Even though passage of Boehner’s plan is looking increasingly unlikely, I realize the most likely fallback is Boehner cobbling together some cross-pollination of his plan with Reid’s plan. Then that passes through the House with a coalition of Democrats and more moderate Republicans, Reid gets it through the Senate, Obama puts pen to paper, and it’s a done deal. Essentially, not much different from what we would’ve gotten had Boehner’s plan passed the House, and then gone through the inevitable renegotiation in order to clear the Senate. (Although Ezra Klein has broached the possibility that Boehner moves to the right.)
As Klein has observed, today’s House vote was really a referendum on John Boehner himself, and how much credibility he has with his caucus. He’d have to lose Republicans no matter what in order to reach an accord with the Senate, but today’s vote would at least prove he has his party corralled.
Well, it turns out he doesn’t have his party corralled. At all. So assuming some miraculous eleventh-and-a-half hour recovery isn’t in the works, here’s the question: Even with his preferred plan, unsullied by comprise, Boehner wasn’t able to get quite enough Republicans together. Presumably, more than a few of those Republicans voting “yes” would’ve preferred to vote “no,” but didn’t want to be the last holdout. So once he starts moving left to collect votes from the other side of the aisle, I doubt it’s going to be a one-to-one trade off between Democrats and Republicans. It’s going to be more like a cascade effect, as more and more Republicans suddenly feel free to bail, forcing Boehner to acquire ever more Democrats and thus move ever further left.

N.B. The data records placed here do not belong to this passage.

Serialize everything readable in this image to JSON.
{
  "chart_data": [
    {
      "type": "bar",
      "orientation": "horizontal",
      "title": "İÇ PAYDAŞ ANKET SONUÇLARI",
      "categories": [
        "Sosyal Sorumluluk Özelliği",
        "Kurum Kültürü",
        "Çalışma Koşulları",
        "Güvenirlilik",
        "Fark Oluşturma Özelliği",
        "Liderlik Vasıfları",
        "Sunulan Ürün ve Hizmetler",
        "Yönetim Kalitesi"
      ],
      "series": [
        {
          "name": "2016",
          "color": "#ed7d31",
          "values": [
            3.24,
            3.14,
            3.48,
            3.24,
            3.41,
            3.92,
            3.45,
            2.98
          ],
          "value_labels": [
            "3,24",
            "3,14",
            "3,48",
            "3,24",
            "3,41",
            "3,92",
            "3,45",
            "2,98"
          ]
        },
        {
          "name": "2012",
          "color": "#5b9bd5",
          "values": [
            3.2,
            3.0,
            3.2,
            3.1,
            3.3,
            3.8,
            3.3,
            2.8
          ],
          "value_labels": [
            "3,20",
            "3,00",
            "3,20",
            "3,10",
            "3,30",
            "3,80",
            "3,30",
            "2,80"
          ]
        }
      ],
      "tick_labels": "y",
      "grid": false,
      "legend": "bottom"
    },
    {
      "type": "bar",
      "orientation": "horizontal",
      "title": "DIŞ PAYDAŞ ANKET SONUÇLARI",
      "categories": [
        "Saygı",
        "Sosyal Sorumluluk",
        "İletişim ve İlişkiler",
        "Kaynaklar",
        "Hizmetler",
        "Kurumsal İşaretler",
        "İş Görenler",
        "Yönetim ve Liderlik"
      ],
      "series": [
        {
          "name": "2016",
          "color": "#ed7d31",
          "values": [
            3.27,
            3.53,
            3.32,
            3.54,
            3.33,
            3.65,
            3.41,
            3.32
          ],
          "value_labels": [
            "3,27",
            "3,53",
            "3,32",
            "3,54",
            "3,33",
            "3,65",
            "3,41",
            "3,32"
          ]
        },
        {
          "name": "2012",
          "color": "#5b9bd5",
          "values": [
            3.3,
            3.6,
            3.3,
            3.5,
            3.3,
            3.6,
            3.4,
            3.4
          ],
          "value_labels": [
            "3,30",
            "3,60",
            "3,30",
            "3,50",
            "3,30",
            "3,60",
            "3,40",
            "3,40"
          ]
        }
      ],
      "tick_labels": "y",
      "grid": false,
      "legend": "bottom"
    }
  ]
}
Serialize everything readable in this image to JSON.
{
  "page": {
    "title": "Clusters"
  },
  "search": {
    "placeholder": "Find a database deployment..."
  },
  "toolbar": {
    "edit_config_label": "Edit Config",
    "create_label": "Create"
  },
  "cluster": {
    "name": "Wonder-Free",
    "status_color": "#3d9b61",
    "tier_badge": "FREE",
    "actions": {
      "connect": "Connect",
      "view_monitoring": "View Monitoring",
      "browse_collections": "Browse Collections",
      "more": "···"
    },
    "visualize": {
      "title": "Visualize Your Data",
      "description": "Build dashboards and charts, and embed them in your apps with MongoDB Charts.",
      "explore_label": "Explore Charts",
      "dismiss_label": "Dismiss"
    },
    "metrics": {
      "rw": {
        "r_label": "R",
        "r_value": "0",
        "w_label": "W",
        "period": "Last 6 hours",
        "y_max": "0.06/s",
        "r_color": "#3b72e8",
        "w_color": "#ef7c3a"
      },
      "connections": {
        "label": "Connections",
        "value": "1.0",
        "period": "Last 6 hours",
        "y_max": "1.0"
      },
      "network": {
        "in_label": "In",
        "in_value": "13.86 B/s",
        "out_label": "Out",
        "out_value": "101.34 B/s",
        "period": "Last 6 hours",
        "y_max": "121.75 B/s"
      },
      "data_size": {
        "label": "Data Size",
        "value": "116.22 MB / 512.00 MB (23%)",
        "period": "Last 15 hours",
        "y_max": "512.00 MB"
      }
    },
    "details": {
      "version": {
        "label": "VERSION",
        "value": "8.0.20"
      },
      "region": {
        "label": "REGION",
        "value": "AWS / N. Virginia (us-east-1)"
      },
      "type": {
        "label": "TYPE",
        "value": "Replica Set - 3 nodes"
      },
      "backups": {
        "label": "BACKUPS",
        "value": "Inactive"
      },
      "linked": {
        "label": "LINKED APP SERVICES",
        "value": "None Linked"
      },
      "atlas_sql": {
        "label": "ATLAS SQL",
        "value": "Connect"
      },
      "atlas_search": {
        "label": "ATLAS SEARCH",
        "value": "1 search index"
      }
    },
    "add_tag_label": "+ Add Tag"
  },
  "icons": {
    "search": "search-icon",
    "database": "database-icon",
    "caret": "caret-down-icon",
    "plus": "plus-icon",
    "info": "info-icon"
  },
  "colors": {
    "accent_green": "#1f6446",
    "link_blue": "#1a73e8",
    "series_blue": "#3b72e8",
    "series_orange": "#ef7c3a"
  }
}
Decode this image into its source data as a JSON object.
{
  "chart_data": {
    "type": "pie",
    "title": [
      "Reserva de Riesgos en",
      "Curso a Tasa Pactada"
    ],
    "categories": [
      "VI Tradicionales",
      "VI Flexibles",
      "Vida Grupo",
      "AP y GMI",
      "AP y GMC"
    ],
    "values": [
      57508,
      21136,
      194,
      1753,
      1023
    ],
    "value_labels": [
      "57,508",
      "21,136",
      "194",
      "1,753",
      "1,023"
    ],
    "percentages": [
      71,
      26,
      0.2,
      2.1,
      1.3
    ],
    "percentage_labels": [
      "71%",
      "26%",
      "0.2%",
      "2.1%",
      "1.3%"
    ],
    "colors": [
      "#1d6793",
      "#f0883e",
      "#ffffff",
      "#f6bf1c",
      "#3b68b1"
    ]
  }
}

So where does this end? How many Republicans does he lose? A third of his initial “yes” votes? Half? Two thirds? And once Boehner starts dealing, how much will the Democrats demand? More specifically, would they go so far as to demand a clean debt ceiling hike?
This was the White House’s original preferred route. And I know some Democrats in the House are floating the idea. It seems to me that once Boehner’s credibility with his own caucus starts unraveling, the Democrats could demand a clean bill as the price of cooperation. Force Boenher into working with their caucus, and whatever small number of moderate Republicans he can bring along. Obama could force the issue as well, declare that time has run out on putting together a complicated deal, and tell the legislature to get a simple one-sentence clean debt ceiling hike to his desk ASAP. (Though I doubt he’d do this.)
Am I off with here? Is this a serious possibility? Too much damage has probably already been done to avoid a market freakout should we take this route. But it’s the route that should’ve been taken to begin with, and it will save the country from a whole lot of stupid and destructive cuts.